Founded in 514 BC, Suzhou has had a long and productive history. Local museums host abundant displays of its relics and many sites of historical interest exist. By 100 CE Suzhou was one of the ten largest cities on Earth, and by the early 19th century it was the world’s largest non-capital city.
Heaven has paradise; Earth has Suzhou and Hangzhou
Within the old center, Downtown Suzhou (Canglang, Pingjiang and part of Jinchang district) is completely surrounded by a large, rectangular canal known as the Hucheng River (Hucheng Hé), which is connected to China’s Grand Canal. Most of the major sights are within this area, about 6 by 3 km in size.
! To make sure you don’t get too lost, ask your hotel concierge to write out the name of your destinations, as well as how to get back. Make sure to add your own notes so you know what the translation is.
In 2015, both 800-year-old Pingjiang Road Historical Block (平江路, wiki, map) and 1,200-year-old Shantang Street Scenic Area (山塘街, wiki, map) were added to the list of China’s “National Historic and Cultural Streets”. (Historical streets in Jiangsu listed as national heritage / Top 10 Historical And Cultural Streets in China)
Pingjiang Road runs parallel to the Pingjiang River for 1.5 kilometers and is lined with homes and some teahouses. Shantang Street, over twice as long at 3.8 km, is described by the BBC as retaining “the alluring qualities of an old canal-side street: whitewashed buildings are completed by red-tasseled lanterns that swing softly in the breeze, adding to the charm of the river bank”.

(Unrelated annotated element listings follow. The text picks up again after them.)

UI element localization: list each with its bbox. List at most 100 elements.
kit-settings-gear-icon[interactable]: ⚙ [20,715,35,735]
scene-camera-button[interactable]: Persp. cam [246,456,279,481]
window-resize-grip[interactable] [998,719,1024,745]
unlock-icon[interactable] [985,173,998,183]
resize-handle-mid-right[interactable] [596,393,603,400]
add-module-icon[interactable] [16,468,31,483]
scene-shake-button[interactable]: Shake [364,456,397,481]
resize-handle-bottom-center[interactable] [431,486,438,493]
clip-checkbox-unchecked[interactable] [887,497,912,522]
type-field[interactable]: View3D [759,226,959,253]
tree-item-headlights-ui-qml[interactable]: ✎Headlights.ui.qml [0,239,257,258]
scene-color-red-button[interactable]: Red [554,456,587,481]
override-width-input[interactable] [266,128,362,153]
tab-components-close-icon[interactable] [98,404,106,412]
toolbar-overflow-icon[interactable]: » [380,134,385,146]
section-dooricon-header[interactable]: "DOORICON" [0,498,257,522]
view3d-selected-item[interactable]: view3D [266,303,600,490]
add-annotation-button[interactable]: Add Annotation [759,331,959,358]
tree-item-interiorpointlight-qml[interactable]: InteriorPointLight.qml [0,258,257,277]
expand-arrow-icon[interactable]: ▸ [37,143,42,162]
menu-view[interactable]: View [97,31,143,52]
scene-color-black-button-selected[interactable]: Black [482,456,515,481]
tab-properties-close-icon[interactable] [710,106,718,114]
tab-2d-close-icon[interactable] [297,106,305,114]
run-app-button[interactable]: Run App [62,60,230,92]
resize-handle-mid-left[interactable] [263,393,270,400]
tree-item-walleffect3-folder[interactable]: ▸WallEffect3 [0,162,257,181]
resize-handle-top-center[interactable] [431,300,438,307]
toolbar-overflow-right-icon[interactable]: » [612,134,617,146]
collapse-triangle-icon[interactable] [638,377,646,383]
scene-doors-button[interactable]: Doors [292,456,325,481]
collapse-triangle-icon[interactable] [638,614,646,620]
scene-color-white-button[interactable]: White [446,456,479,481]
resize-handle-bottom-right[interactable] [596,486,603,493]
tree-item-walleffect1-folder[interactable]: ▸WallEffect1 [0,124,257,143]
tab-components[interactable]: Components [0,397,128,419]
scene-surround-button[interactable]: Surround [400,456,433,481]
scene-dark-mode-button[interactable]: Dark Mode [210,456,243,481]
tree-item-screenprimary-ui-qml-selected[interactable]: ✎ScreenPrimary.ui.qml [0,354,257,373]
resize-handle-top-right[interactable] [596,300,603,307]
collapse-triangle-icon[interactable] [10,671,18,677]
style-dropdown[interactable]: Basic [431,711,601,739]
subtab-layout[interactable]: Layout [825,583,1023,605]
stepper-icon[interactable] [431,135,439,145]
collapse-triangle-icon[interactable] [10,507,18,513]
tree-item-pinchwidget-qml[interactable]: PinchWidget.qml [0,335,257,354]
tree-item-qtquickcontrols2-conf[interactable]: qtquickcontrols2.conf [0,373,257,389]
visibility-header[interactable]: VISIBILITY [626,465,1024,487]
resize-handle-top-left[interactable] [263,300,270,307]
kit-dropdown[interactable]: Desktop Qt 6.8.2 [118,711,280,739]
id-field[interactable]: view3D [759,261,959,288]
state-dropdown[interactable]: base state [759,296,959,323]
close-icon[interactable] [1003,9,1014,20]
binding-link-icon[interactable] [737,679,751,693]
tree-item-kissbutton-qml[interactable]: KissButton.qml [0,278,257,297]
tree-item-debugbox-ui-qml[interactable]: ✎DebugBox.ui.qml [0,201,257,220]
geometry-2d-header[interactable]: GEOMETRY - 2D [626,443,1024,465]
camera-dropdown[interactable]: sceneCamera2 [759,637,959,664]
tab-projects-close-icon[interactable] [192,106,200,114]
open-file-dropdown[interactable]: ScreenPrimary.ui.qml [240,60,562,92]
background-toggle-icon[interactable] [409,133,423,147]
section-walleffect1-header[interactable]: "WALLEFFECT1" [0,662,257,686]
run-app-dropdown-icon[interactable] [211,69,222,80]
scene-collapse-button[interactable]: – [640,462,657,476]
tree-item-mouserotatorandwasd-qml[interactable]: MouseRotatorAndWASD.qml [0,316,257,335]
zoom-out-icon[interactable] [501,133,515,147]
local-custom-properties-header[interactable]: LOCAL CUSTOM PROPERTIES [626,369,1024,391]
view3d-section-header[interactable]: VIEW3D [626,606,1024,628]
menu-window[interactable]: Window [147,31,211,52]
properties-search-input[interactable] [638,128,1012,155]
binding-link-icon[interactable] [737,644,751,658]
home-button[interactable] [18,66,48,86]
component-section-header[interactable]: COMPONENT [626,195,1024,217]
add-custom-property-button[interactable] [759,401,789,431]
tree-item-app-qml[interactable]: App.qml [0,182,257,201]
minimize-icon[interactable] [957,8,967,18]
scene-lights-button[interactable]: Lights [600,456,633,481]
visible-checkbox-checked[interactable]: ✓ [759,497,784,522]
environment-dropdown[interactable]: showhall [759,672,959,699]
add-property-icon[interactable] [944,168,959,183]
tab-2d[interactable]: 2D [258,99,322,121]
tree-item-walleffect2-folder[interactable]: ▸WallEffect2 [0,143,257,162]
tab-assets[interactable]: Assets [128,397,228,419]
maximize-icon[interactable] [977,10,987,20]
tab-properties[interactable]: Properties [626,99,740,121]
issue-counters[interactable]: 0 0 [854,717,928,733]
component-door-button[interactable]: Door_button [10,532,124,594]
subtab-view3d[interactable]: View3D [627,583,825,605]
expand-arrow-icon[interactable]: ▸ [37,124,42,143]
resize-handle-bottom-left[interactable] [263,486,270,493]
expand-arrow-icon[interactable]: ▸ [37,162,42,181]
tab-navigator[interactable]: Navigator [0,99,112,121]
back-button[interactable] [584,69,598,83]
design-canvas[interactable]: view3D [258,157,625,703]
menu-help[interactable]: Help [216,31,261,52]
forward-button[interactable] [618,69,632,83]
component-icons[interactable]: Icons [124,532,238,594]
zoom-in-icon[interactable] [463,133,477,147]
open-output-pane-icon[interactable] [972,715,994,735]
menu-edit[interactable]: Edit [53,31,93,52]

Tiger Hill (wiki, map) is known for its natural environment and historical sites. The hill has been a tourist destination for hundreds, if not thousands, of years, as is evident from the poetry and calligraphy carved into rocks on the hill. The Song Dynasty poet, Su Shi said, “It is a lifelong pity if having visited Suzhou you did not visit Tiger Hill.”
Shiquan Street (十全街, map) is the main bar area downtown. A number of the bars on this street (not the ones listed above) are thinly-veiled fronts for the world’s oldest profession; numbers of very friendly young ladies sitting around the bar or standing in doorways.